Diesel gave a small nod of recognition. “Wulf.”
“I’ve been admiring the map,” Wulf said. “Pity it’s useless without my piece of the coin.”
“What’s the deal?” Diesel asked him.
“You keep the treasure, and I get the stone if I give you my piece.”
“Not gonna happen,” Diesel said.
“Martin Ammon looks the fool right now, but he’s no fool.”
“He’s also no demon,” Diesel said.
“There’s a demon inside all of us,” Wulf said. “Ammon’s demon is greed. He will always want more wealth and more power. He’ll stop at nothing to get it. And there are those who follow him doglike, if you’ll excuse the expression. Mammon has his disciples, whether they be misguided or not.”
“And your point?” Diesel asked.
“My point is that for all purposes he now owns Miss Tucker. She’s signed a contract that gives Ammon control of her professional future. She’s been caught on security cameras kidnapping Ammon. She’s in possession of stolen property from his house. He will use all this to blackmail her into helping him find the treasure. And if that doesn’t work, he’ll raise the stakes until she agrees. He’ll burn down her house, kill her cat, and kidnap her mother and chop off her fingers one by one.”
This was all said very matter-of-fact, without any emotional inflection or doubt that it would happen.

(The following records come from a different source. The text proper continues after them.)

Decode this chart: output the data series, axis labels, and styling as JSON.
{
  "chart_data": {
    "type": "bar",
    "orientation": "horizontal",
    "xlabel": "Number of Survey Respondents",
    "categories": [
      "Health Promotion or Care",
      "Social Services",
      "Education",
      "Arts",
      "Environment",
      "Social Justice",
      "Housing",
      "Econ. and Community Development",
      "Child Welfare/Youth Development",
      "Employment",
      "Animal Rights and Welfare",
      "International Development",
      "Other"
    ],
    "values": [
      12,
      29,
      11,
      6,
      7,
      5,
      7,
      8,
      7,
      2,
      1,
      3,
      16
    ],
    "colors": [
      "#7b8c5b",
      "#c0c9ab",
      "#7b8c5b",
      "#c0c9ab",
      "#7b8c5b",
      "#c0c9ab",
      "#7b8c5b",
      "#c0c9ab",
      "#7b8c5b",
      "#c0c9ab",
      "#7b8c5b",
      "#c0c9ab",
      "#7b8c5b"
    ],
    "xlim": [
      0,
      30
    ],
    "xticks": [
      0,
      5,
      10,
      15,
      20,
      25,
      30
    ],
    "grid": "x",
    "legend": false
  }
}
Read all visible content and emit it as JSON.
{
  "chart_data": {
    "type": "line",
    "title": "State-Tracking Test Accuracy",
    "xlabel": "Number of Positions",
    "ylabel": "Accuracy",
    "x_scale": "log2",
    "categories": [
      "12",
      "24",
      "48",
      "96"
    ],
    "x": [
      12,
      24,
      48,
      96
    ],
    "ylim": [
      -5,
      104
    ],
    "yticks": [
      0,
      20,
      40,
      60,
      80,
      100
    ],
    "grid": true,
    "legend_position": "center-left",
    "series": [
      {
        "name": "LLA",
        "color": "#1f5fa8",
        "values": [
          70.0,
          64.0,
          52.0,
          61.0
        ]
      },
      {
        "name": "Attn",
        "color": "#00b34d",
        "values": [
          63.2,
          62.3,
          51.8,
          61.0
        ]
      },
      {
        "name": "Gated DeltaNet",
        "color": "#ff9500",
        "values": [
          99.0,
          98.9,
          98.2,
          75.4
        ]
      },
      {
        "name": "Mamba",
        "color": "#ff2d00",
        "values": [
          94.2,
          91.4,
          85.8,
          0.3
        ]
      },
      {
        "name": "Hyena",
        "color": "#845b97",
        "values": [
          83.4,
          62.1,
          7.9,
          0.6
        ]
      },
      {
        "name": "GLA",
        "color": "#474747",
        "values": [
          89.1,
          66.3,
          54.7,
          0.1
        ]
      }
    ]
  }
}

It was the word of Wulf, and Diesel and I knew that everything he said was true.
“Better I get the stone than Ammon and his Mammon worshippers. I can control the power. Followers of Mammon will unleash it.”
“We could just leave the stone hidden,” I said. “Even someone as crazy as Ammon would understand that we’re at an impasse.”
“It won’t stop them from chopping off your mother’s fingers,” Wulf said.
“Even a crazy person has to realize I have no control over you, and can’t get you to give me the last piece,” I said to Wulf.
Diesel and Wulf exchanged glances.
“You do have control over him,” Diesel said. “Wulf couldn’t allow anything bad to happen to you or your family. He would have to act.”
“Why?”
“For the same reason I couldn’t allow it,” Diesel said. “We’re bound to you.”
“Jeez,” I said. “I don’t even know what that means.”
“It means there would have to be a price paid for destroying what I’m bound to protect,” Wulf said. “And that would be a large, tiresome project if my targets were Mammon followers.”
“I don’t get it,” I said to Wulf. “You threaten me all the time.”
“There’s me, and then there’s them,” Wulf said, laying his single piece of the coin on the coffee table.
Diesel took the piece and joined it to the other seven pieces. We put the coin on the map, and Diesel recorded the letters that resulted when we rolled the coin around the rings.
“What does it say?” I asked Diesel.
“?‘In the deep water west of Gull Rock lies Babur’s cursed gemstone. It may find ye a treasure but the price be your bones.’?”
“Oh boy,” I said. “A cursed gemstone.”
“Whatever it is, you need to find it,” Wulf said.
Phuunf! There was a flash of light and some smoke and Wulf was gone.
“How does he do that?” I asked.
Diesel grinned. “To tell you the truth, I don’t know.”